昨日は広島の原爆記念日でした。
終戦記念日も近づいてきます。
2年前の晋山結制法要の記念として絵本を作りました。
鉄砲と釣り鐘です。私が文章を担当、佐藤はるかさんという岩手大出で、現在一関市内にお住まいのお嬢さんに
絵を担当していただきました。
物語は、当寺の市文化財の梵鐘にまつわる話をまとめました。
今から約65年前、アメリカとの戦争が激しくなり、
空襲で東京の多くの家が焼かれた時、
門崎(かんざき)にも暗い戦争の足音が聞こえてくるようになりました。
門崎小学校4年のケンジは、父が戦争に連れて行かれ、
母と姉、弟二人、じいちゃん、ばあちゃんとの7人家族です。
昭和17年4月
満開の桜の花が咲く門崎小学校の校庭で、
4年生になったばかりのケンジたち3人が野球をやっています。
カキーン ケンジの打ったボールは珍しく大当りしました。
「やったー!打ったー!ホームランだー!」
「違う違う、今のはファールだべ!」
ピッチャーの哲郎は言います。
「違うってば、間違いなくホームランだってば!」
ケンジもなかなか引き下がりません。
キャッチャーの幹夫が言います。
「もうやめろ!どっちでもいいけどさ、これからホームランやファールって英語を使っちゃだめなんだぞ。

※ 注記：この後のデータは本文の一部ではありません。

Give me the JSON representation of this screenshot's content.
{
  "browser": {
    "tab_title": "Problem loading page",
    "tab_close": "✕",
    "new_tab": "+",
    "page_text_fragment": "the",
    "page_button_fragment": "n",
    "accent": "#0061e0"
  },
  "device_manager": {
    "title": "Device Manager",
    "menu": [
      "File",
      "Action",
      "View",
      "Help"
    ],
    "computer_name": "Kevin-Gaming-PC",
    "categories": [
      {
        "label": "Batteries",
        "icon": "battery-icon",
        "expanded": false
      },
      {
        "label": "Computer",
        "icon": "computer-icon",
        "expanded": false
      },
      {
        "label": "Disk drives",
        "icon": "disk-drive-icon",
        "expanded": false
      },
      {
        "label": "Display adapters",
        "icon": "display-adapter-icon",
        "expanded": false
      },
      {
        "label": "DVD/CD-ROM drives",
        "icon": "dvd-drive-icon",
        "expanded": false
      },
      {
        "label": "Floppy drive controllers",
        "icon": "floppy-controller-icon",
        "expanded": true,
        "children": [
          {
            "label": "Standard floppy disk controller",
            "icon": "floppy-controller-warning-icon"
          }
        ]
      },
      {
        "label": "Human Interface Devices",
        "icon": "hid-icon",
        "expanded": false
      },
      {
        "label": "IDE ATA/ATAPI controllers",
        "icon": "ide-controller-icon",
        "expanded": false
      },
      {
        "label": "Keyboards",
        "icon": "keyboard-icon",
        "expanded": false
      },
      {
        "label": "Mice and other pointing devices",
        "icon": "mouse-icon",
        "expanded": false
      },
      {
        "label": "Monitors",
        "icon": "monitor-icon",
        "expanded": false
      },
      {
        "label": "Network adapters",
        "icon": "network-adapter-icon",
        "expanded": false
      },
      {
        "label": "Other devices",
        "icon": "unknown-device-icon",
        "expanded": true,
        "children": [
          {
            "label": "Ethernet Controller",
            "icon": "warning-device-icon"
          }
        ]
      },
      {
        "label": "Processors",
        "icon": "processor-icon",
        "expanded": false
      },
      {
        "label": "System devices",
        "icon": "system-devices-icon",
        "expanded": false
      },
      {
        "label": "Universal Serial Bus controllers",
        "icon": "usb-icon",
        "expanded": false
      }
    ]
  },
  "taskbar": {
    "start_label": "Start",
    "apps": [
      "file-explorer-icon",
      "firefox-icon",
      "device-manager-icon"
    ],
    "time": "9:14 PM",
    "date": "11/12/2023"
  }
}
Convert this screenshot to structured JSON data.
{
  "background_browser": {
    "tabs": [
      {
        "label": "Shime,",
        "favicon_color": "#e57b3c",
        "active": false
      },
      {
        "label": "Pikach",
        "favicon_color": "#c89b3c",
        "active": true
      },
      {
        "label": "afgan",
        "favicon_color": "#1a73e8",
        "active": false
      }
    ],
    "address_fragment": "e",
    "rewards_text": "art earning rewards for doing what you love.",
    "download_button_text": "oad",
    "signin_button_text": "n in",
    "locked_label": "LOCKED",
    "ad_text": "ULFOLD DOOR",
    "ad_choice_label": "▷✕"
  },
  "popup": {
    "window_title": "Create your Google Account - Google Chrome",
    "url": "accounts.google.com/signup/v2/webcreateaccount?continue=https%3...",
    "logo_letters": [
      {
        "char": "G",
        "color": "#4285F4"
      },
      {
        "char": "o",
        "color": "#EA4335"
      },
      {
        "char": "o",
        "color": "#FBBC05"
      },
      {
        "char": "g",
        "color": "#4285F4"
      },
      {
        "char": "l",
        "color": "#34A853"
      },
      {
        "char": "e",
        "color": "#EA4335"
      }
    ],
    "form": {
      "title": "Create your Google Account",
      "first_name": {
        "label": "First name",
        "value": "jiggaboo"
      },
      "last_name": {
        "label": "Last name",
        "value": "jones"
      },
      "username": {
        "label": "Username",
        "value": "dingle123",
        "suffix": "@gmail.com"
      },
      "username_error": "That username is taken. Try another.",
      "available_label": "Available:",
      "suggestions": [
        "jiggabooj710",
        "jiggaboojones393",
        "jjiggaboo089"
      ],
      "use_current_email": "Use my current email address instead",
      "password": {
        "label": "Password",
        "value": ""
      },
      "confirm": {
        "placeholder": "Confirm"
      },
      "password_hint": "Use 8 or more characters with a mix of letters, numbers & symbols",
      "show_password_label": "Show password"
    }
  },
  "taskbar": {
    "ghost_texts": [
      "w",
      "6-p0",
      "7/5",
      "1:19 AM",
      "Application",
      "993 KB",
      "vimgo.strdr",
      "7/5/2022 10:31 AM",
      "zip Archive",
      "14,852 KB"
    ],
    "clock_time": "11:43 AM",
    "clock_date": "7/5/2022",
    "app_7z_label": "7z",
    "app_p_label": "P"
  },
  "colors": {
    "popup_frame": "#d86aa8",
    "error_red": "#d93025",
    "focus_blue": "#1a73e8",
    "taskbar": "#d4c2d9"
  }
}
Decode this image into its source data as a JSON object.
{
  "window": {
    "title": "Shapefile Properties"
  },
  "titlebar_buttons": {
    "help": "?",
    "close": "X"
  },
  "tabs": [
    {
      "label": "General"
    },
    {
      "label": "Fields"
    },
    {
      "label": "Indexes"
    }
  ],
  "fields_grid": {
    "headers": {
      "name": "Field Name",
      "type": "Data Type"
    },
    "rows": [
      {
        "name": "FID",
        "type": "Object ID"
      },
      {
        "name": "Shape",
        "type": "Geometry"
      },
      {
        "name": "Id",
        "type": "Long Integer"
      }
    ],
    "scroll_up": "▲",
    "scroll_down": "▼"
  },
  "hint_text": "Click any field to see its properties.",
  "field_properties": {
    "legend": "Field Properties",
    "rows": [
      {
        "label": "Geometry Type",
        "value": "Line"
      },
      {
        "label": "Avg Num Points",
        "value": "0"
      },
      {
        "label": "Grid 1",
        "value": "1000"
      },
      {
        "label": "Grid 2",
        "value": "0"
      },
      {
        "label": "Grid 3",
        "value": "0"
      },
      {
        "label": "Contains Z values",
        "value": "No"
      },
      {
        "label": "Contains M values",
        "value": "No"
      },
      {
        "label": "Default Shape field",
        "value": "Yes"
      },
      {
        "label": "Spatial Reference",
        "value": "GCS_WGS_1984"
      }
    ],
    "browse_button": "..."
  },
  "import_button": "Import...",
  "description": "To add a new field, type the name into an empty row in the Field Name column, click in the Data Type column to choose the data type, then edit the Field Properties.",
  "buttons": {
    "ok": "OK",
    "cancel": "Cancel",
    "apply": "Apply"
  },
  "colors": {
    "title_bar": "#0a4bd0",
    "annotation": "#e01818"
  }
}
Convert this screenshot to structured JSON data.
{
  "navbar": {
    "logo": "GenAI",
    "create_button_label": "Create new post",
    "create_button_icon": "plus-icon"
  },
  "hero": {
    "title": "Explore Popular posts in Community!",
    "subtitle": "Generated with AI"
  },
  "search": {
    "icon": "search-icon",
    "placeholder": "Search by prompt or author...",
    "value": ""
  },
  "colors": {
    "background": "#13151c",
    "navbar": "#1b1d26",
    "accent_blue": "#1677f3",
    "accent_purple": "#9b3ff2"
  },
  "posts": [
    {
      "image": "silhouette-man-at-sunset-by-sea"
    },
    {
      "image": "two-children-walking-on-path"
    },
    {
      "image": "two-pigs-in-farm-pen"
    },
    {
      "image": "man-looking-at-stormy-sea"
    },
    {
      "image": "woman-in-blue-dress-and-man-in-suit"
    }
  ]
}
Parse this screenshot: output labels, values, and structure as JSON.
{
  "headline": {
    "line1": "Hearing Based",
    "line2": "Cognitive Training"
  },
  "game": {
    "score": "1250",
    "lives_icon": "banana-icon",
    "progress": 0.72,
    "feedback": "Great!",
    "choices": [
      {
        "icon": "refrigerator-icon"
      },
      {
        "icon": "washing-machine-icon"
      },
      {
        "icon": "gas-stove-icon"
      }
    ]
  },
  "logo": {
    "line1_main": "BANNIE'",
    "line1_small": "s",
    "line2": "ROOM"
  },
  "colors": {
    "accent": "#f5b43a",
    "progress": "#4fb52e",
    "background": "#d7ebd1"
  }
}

ホームランは本塁打。ファール場外反則球って言うんだ。」
「何でや?何で英語使ったらだめなんだ?」
哲郎が尋ねます。
「今、日本の兵隊さん達が命がけでアメリカ人と戦ってっぺ。そんな時に英語ぺらぺら使うなって、先生言ってたべ?」
ケンジと哲郎は、幹夫の話にすっかりとやる気をなくし、しゅんとしてしまいました。
その時です。
どこか遠くの方からゴー…という音が聞こえました。
空を見上げると、今まで見たこともない飛行機が、一本の飛行機雲をはきながら、青い空を横切っています。
「あれはアメリカの偵察機だ…。時々ああやって高いところからカメラで撮影して、日本を調べてるんだ。」
と、幹夫が言います。
「…食うものが無くなってきたから、この校庭にも芋の苗を植えるらしいな…。来週からは野球もでぎねぇ。
ホームランもストライクも言っちゃいけねぇし、腹は減る。何だかわがんねぇけど、おっかねー世の中になんでねーの。」
「…もう帰っか?」
「…しょうがねぇや、帰っぺ…。」
三人は最初の元気もなくなり、しょんぼり家に帰るのでした。
そして、その校庭も5月には畑になり、勉強の時間に畑の作業をするようになっていました。
「もう野球をすることもでぎねぇのかー。毎日畑仕事ばっかりで、やんたぐなる。」
ケンジ達野球仲間は、口々に言いました。